Great post. I agree with all of this advice, and I say that as someone who has tried both paths.
Your friend needs to read Cal Newport’s “So Good They Can’t Ignore You: Why Skills Trump Passion in the Quest for Work You Love” http://www.amazon.com/Good-They-Cant-Ignore-You/dp/1455509124
This sounds like a book in a similar vein. I’ll forward the recommendation. Thanks!
Checking into the conversation late–maybe too late to join the discussion at all–but I sort of disagree. Or maybe, I need some clarification.
I agree that many people substitute vague, “do what you love” advice for actual, practical help finding jobs or identifying professions. And I agree that calling it a “dream job” can seriously backfire and lead to dissatisfied professionals searching forever for some mythical perfection which doesn’t exist. Sort of like the Hollywood trope of finding your soulmate.
But that’s no reason to abandon the idea completely.
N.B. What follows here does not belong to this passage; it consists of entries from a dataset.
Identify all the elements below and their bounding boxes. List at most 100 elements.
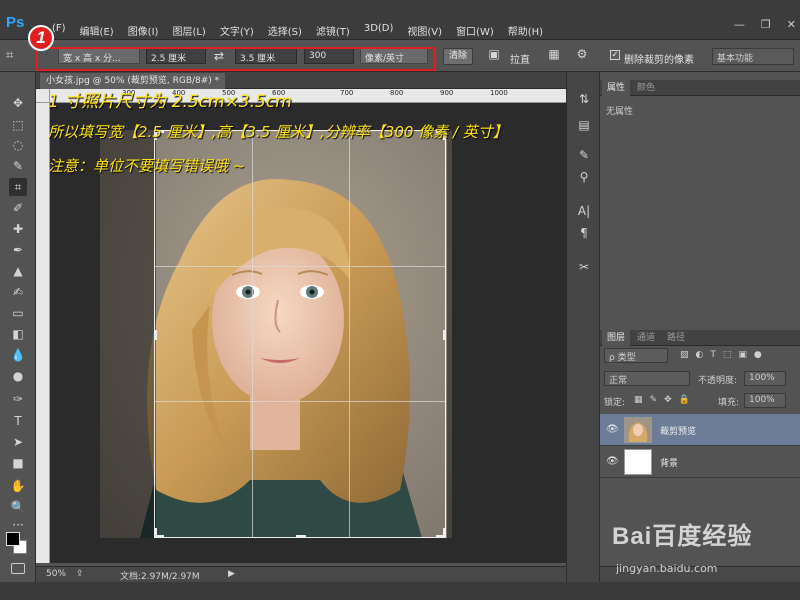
path-select-icon[interactable]: ➤ bbox=[9, 433, 27, 451]
shape-tool-icon[interactable]: ■ bbox=[9, 454, 27, 472]
visibility-eye-icon[interactable]: 👁 bbox=[606, 456, 619, 467]
brush-panel-icon[interactable]: ✎ bbox=[575, 146, 593, 164]
no-properties-text: 无属性 bbox=[606, 107, 634, 117]
layer-thumbnail bbox=[624, 417, 652, 443]
eraser-tool-icon[interactable]: ▭ bbox=[9, 304, 27, 322]
type-tool-icon[interactable]: T bbox=[9, 412, 27, 430]
clone-source-icon[interactable]: ⚲ bbox=[575, 168, 593, 186]
watermark-brand: Bai百度经验 bbox=[612, 523, 753, 550]
lock-paint-icon[interactable]: ✎ bbox=[650, 395, 658, 405]
fill-input[interactable]: 100% bbox=[744, 393, 786, 408]
filter-smart-icon[interactable]: ▣ bbox=[738, 350, 747, 360]
brush-tool-icon[interactable]: ✒ bbox=[9, 241, 27, 259]
filter-shape-icon[interactable]: ⬚ bbox=[723, 350, 732, 360]
panel-icon-dock: ⇅ ▤ ✎ ⚲ A| ¶ ✂ bbox=[566, 72, 600, 582]
menu-help[interactable]: 帮助(H) bbox=[508, 23, 543, 38]
restore-icon[interactable]: ❐ bbox=[761, 18, 771, 31]
taskbar-strip bbox=[0, 582, 800, 600]
crop-frame[interactable] bbox=[154, 130, 446, 538]
stamp-tool-icon[interactable]: ▲ bbox=[9, 262, 27, 280]
lock-transparent-icon[interactable]: ▦ bbox=[634, 395, 643, 405]
marquee-tool-icon[interactable]: ⬚ bbox=[9, 116, 27, 134]
hand-tool-icon[interactable]: ✋ bbox=[9, 477, 27, 495]
menu-select[interactable]: 选择(S) bbox=[268, 23, 302, 38]
zoom-level[interactable]: 50% bbox=[46, 569, 66, 579]
filter-pixel-icon[interactable]: ▨ bbox=[680, 350, 689, 360]
crop-handle-right[interactable] bbox=[443, 330, 446, 340]
history-brush-icon[interactable]: ✍ bbox=[9, 283, 27, 301]
tab-channels[interactable]: 通道 bbox=[632, 330, 660, 346]
lock-all-icon[interactable]: 🔒 bbox=[679, 395, 690, 405]
filter-adjust-icon[interactable]: ◐ bbox=[696, 350, 704, 360]
menu-3d[interactable]: 3D(D) bbox=[364, 23, 394, 38]
pen-tool-icon[interactable]: ✑ bbox=[9, 390, 27, 408]
share-icon[interactable]: ⇪ bbox=[76, 569, 84, 579]
filter-toggle-icon[interactable]: ● bbox=[754, 350, 762, 360]
overlay-grid-icon[interactable]: ▦ bbox=[546, 47, 562, 63]
menu-view[interactable]: 视图(V) bbox=[407, 23, 442, 38]
layer-name[interactable]: 裁剪预览 bbox=[660, 424, 696, 437]
menu-layer[interactable]: 图层(L) bbox=[172, 23, 205, 38]
lasso-tool-icon[interactable]: ◌ bbox=[9, 136, 27, 154]
workspace-select[interactable]: 基本功能 bbox=[712, 48, 794, 65]
ruler-tick: 700 bbox=[340, 89, 354, 97]
ruler-tick: 900 bbox=[440, 89, 454, 97]
dodge-tool-icon[interactable]: ● bbox=[9, 367, 27, 385]
tab-paths[interactable]: 路径 bbox=[662, 330, 690, 346]
filter-type-icon[interactable]: T bbox=[710, 350, 716, 360]
layer-row-background[interactable]: 👁 背景 bbox=[600, 446, 800, 478]
character-panel-icon[interactable]: A| bbox=[575, 202, 593, 220]
zoom-tool-icon[interactable]: 🔍 bbox=[9, 498, 27, 516]
portrait-thumbnail bbox=[625, 418, 651, 442]
menu-window[interactable]: 窗口(W) bbox=[456, 23, 494, 38]
blend-mode-select[interactable]: 正常 bbox=[604, 371, 690, 386]
lock-move-icon[interactable]: ✥ bbox=[664, 395, 672, 405]
clear-button[interactable]: 清除 bbox=[443, 48, 473, 65]
menu-filter[interactable]: 滤镜(T) bbox=[316, 23, 350, 38]
quick-select-tool-icon[interactable]: ✎ bbox=[9, 157, 27, 175]
menu-file[interactable]: (F) bbox=[52, 23, 66, 38]
foreground-color-swatch[interactable] bbox=[6, 532, 20, 546]
layers-tabs: 图层 通道 路径 bbox=[600, 330, 800, 346]
status-bar: 50% ⇪ 文档:2.97M/2.97M ▶ bbox=[36, 566, 566, 582]
crop-handle-bl-v[interactable] bbox=[154, 528, 157, 538]
quick-mask-icon[interactable] bbox=[11, 563, 25, 574]
menu-edit[interactable]: 编辑(E) bbox=[80, 23, 114, 38]
tool-presets-icon[interactable]: ✂ bbox=[575, 258, 593, 276]
history-panel-icon[interactable]: ⇅ bbox=[575, 90, 593, 108]
straighten-icon[interactable]: ▣ bbox=[486, 47, 502, 63]
close-icon[interactable]: ✕ bbox=[787, 18, 796, 31]
tab-layers[interactable]: 图层 bbox=[602, 330, 631, 346]
straighten-label[interactable]: 拉直 bbox=[510, 51, 530, 66]
settings-gear-icon[interactable]: ⚙ bbox=[574, 47, 590, 63]
crop-handle-left[interactable] bbox=[154, 330, 157, 340]
layer-name[interactable]: 背景 bbox=[660, 456, 678, 469]
blur-tool-icon[interactable]: 💧 bbox=[9, 346, 27, 364]
delete-cropped-checkbox[interactable]: ✓ bbox=[610, 50, 620, 60]
move-tool-icon[interactable]: ✥ bbox=[9, 94, 27, 112]
layer-row-crop-preview[interactable]: 👁 裁剪预览 bbox=[600, 414, 800, 446]
layer-filter-select[interactable]: ρ 类型 bbox=[604, 348, 668, 363]
crop-shield-left bbox=[100, 130, 156, 538]
crop-tool-icon[interactable]: ⌗ bbox=[9, 178, 27, 196]
opacity-input[interactable]: 100% bbox=[744, 371, 786, 386]
crop-handle-bottom[interactable] bbox=[296, 535, 306, 538]
actions-panel-icon[interactable]: ▤ bbox=[575, 116, 593, 134]
paragraph-panel-icon[interactable]: ¶ bbox=[575, 224, 593, 242]
gradient-tool-icon[interactable]: ◧ bbox=[9, 325, 27, 343]
delete-cropped-label: 删除裁剪的像素 bbox=[624, 55, 694, 66]
visibility-eye-icon[interactable]: 👁 bbox=[606, 424, 619, 435]
eyedropper-tool-icon[interactable]: ✐ bbox=[9, 199, 27, 217]
tab-properties[interactable]: 属性 bbox=[602, 80, 631, 96]
healing-tool-icon[interactable]: ✚ bbox=[9, 220, 27, 238]
minimize-icon[interactable]: — bbox=[734, 18, 745, 31]
properties-tabs: 属性 颜色 bbox=[600, 80, 800, 96]
crop-preset-icon[interactable]: ⌗ bbox=[6, 48, 22, 64]
tab-color[interactable]: 颜色 bbox=[632, 80, 660, 96]
annotation-line-3: 注意：单位不要填写错误哦 ~ bbox=[48, 157, 246, 175]
menu-type[interactable]: 文字(Y) bbox=[220, 23, 254, 38]
annotation-line-1: 1 寸照片尺寸为 2.5cm×3.5cm bbox=[48, 92, 292, 112]
status-menu-arrow-icon[interactable]: ▶ bbox=[228, 569, 235, 579]
menu-image[interactable]: 图像(I) bbox=[128, 23, 159, 38]
crop-handle-br-v[interactable] bbox=[443, 528, 446, 538]
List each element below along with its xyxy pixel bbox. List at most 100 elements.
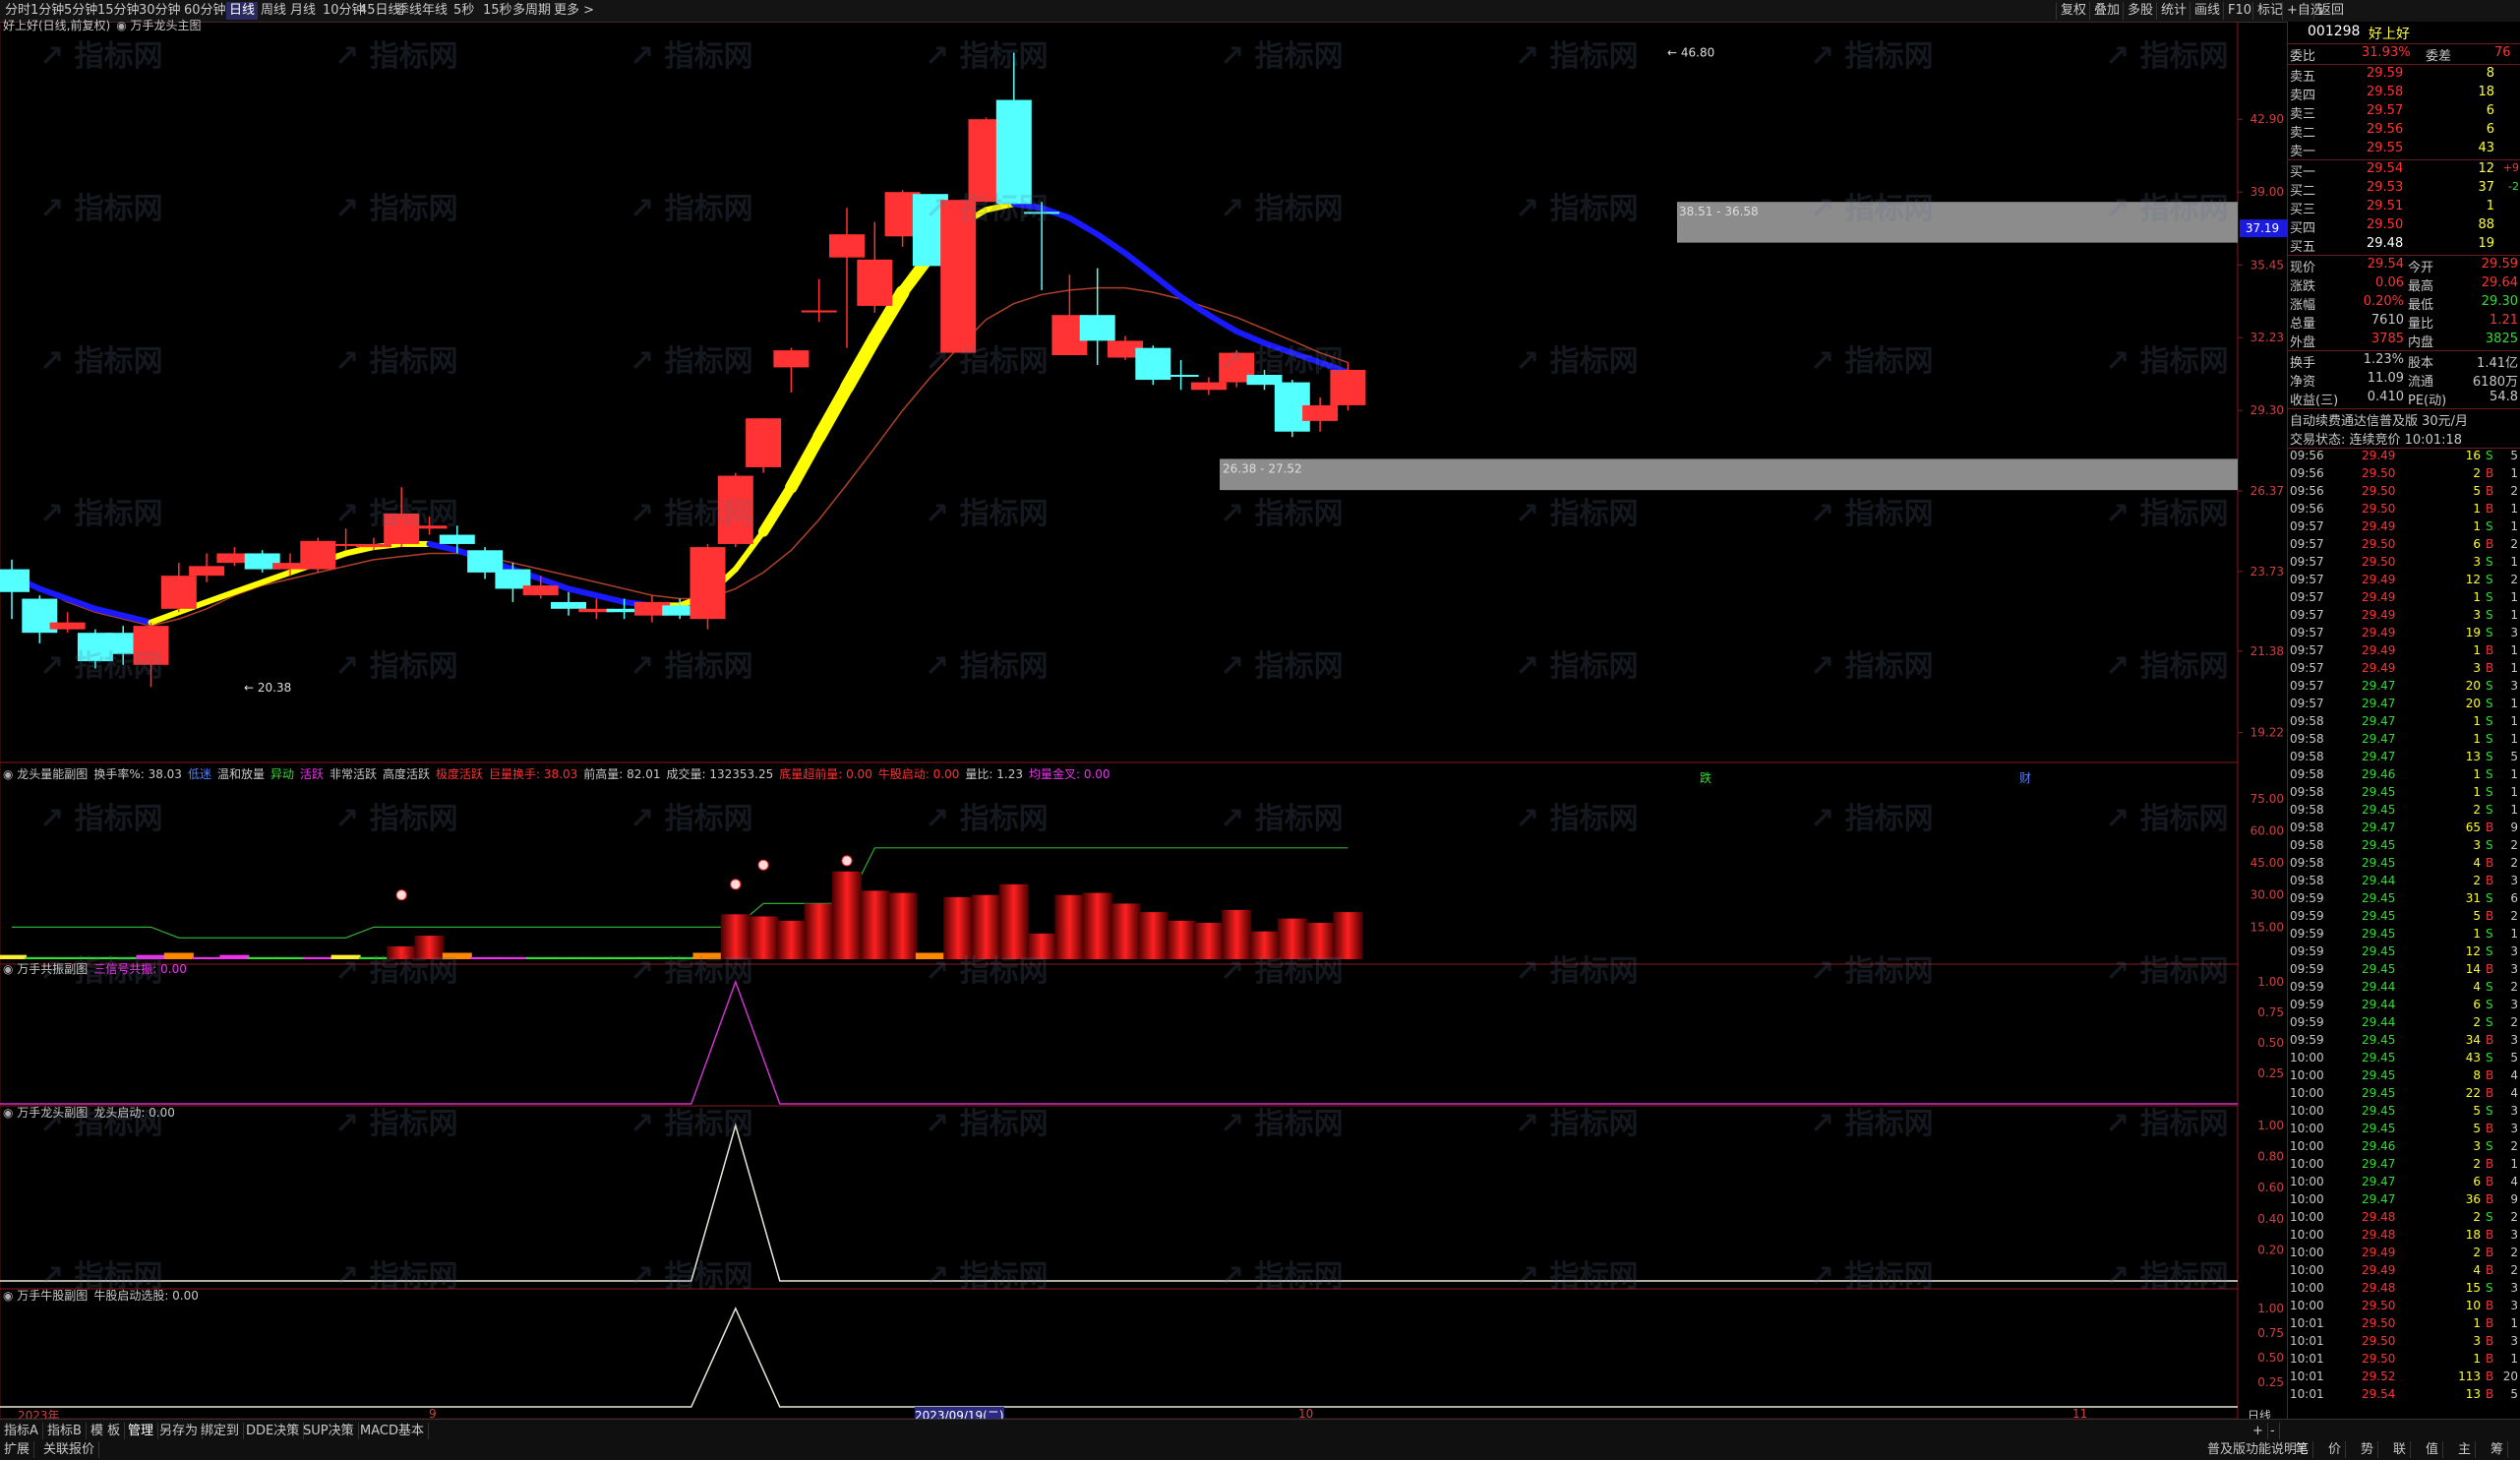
volume-bar — [136, 954, 166, 959]
tick-row: 09:56 29.50 5 B 2 — [2290, 484, 2518, 498]
vol-label-l1: 低迷 — [187, 767, 211, 781]
indicator-gear-icon[interactable]: ◉ — [116, 19, 130, 32]
bid-row: 买三 29.51 1 — [2290, 199, 2494, 217]
tick-row: 10:00 29.45 5 S 3 — [2290, 1104, 2518, 1118]
bottom-tab-3[interactable]: 管理 — [124, 1423, 159, 1439]
zoom-out-button[interactable]: - — [2266, 1423, 2280, 1439]
volume-bar — [192, 956, 222, 959]
toolbar-btn-4[interactable]: 画线 — [2190, 2, 2224, 20]
trend-band-up — [785, 430, 826, 494]
divider — [2288, 159, 2520, 160]
chart-area[interactable]: ← 46.80 ← 20.38 38.51 - 36.58 26.38 - 27.52… — [0, 19, 2287, 1424]
bottom-bar: 指标A 指标B 模 板管理 另存为 绑定到 DDE决策 SUP决策 MACD基本扩展 关联报价 普… — [0, 1419, 2520, 1460]
candle — [384, 487, 420, 548]
period-toolbar: 分时 1分钟 5分钟 15分钟 30分钟 60分钟 日线 周线 月线 10分钟 45日线 季线 年线 5秒… — [0, 0, 2520, 23]
quote-tab-5[interactable]: 主 — [2454, 1441, 2477, 1458]
quote-tab-6[interactable]: 筹 — [2487, 1441, 2509, 1458]
tick-row: 09:56 29.50 2 B 1 — [2290, 466, 2518, 480]
volume-bar — [25, 956, 55, 959]
tick-row: 10:00 29.48 18 B 3 — [2290, 1228, 2518, 1242]
toolbar-btn-8[interactable]: 返回 — [2313, 2, 2348, 20]
bottom-tab-1[interactable]: 指标B — [43, 1423, 87, 1439]
stat-row: 净资 11.09 流通 6180万 — [2290, 371, 2518, 390]
panel2-ytick-label: 0.50 — [2257, 1036, 2284, 1050]
related-quote-tab[interactable]: 关联报价 — [39, 1441, 100, 1458]
period-tab-15[interactable]: 多周期 — [510, 2, 554, 20]
zoom-in-button[interactable]: + — [2249, 1423, 2268, 1439]
tick-row: 09:58 29.47 65 B 9 — [2290, 821, 2518, 834]
vol-label-rate_label: 换手率%: 38.03 — [93, 767, 182, 781]
quote-tab-2[interactable]: 势 — [2357, 1441, 2379, 1458]
period-tab-8[interactable]: 月线 — [287, 2, 319, 20]
tick-row: 10:00 29.45 5 B 3 — [2290, 1122, 2518, 1135]
volume-bar — [776, 920, 807, 959]
volume-bar — [1222, 909, 1252, 959]
trend-band-down — [566, 585, 600, 599]
vol-label-strong: 前高量: 82.01 — [583, 767, 661, 781]
tick-row: 09:59 29.45 34 B 3 — [2290, 1033, 2518, 1047]
toolbar-btn-3[interactable]: 统计 — [2156, 2, 2190, 20]
tick-row: 09:59 29.44 2 S 2 — [2290, 1015, 2518, 1029]
candle — [801, 278, 837, 323]
divider — [2288, 43, 2520, 44]
quote-tab-1[interactable]: 价 — [2324, 1441, 2347, 1458]
toolbar-btn-0[interactable]: 复权 — [2056, 2, 2090, 20]
stock-name: 好上好 — [2369, 27, 2410, 42]
volume-bar — [749, 916, 779, 959]
bid-row: 买一 29.54 12 +9 — [2290, 161, 2519, 180]
bottom-tab-2[interactable]: 模 板 — [87, 1423, 126, 1439]
period-tab-6[interactable]: 日线 — [226, 2, 259, 20]
quote-tab-4[interactable]: 值 — [2422, 1441, 2444, 1458]
volume-bar — [887, 892, 918, 959]
quote-tab-0[interactable]: 笔 — [2292, 1441, 2314, 1458]
tick-row: 10:00 29.47 6 B 4 — [2290, 1175, 2518, 1188]
panel4-gear-icon[interactable]: ◉ — [3, 1289, 17, 1303]
candle — [746, 418, 782, 473]
tick-row: 10:01 29.50 1 B 1 — [2290, 1352, 2518, 1366]
panel3-ytick-label: 0.40 — [2257, 1212, 2284, 1226]
bottom-tab-5[interactable]: 绑定到 — [197, 1423, 245, 1439]
volume-bar — [525, 956, 556, 959]
bottom-tab-7[interactable]: SUP决策 — [299, 1423, 359, 1439]
divider — [2288, 408, 2520, 409]
toolbar-btn-5[interactable]: F10 — [2223, 2, 2255, 20]
bottom-tab-8[interactable]: MACD基本 — [356, 1423, 429, 1439]
volume-bar — [1305, 923, 1336, 959]
volume-bar — [303, 956, 333, 959]
tick-row: 09:58 29.46 1 S 1 — [2290, 767, 2518, 781]
kline-chart-svg[interactable]: ← 46.80 ← 20.38 38.51 - 36.58 26.38 - 27.52… — [0, 22, 2287, 1419]
vol-label-vol: 成交量: 132353.25 — [666, 767, 774, 781]
stock-header: 001298 好上好 — [2288, 24, 2520, 42]
vol-ytick-label: 15.00 — [2250, 920, 2284, 934]
quote-tab-3[interactable]: 联 — [2389, 1441, 2412, 1458]
zone-bottom-label: 26.38 - 27.52 — [1223, 461, 1302, 475]
vol-ytick-label: 75.00 — [2250, 792, 2284, 806]
volume-bar — [330, 954, 361, 959]
period-tab-12[interactable]: 年线 — [419, 2, 450, 20]
volume-bar — [720, 914, 750, 959]
notice-renewal[interactable]: 自动续费通达信普及版 30元/月 — [2288, 410, 2520, 429]
vol-label-l6: 高度活跃 — [383, 767, 431, 781]
bid-row: 买五 29.48 19 — [2290, 236, 2494, 255]
panel3-ytick-label: 1.00 — [2257, 1119, 2284, 1132]
trend-band-down — [593, 592, 628, 605]
trend-band-up — [840, 331, 882, 395]
bottom-tab-0[interactable]: 指标A — [0, 1423, 43, 1439]
version-info-link[interactable]: 普及版功能说明 — [2203, 1441, 2301, 1458]
volume-bar — [1110, 903, 1140, 959]
period-tab-13[interactable]: 5秒 — [450, 2, 477, 20]
period-tab-7[interactable]: 周线 — [258, 2, 289, 20]
volume-bar — [1027, 933, 1057, 959]
panel3-gear-icon[interactable]: ◉ — [3, 1106, 17, 1120]
expand-tab[interactable]: 扩展 — [0, 1441, 35, 1458]
volume-bar — [971, 894, 1001, 959]
toolbar-btn-1[interactable]: 叠加 — [2089, 2, 2124, 20]
signal-dot — [395, 889, 407, 901]
bottom-tab-4[interactable]: 另存为 — [155, 1423, 204, 1439]
trend-band-up — [812, 381, 854, 444]
period-tab-16[interactable]: 更多 > — [551, 2, 597, 20]
toolbar-btn-2[interactable]: 多股 — [2123, 2, 2157, 20]
panel2-gear-icon[interactable]: ◉ — [3, 962, 17, 976]
bottom-tab-6[interactable]: DDE决策 — [242, 1423, 305, 1439]
vol-gear-icon[interactable]: ◉ — [3, 767, 17, 781]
The people I know who are really awesome at their work, who are contributing to their families & communities, and who are able to maintain a high level over the long-term, are people who are uniquely suited for the jobs they do. Who derive great satisfaction from the work, apart from the paycheck. I watch them closely and don’t see them burning out; they keep growing stronger because they actually love what they do, moment by moment, and revel in learning to do it better. Not that the jobs are perfect, but that the love of the work makes the imperfections tolerable. Some are white-collar; some are blue-collar. Some have always known what they wanted to do, and some worked their way through several different types of jobs before they found their match. But each of them has found (or created) work which uses their particular strengths to fill a need in the broader community, and found the activity itself engaging and rewarding over the long-term
“Do something you can tolerate, and then make it lovely,” isn’t bad advice. it’s certainly better than fretting away years without stable work because you are hyper-focused on some vague feeling of “love.” And it may work for some people, long-term. Again, like finding a spouse: many people live beautiful, fulfilled lives simply by marrying someone they get along with–and then putting serious effort into making the relationship beautiful.
But that doesn’t mean it’s the whole story. Or that people who are looking for more are doomed to fail.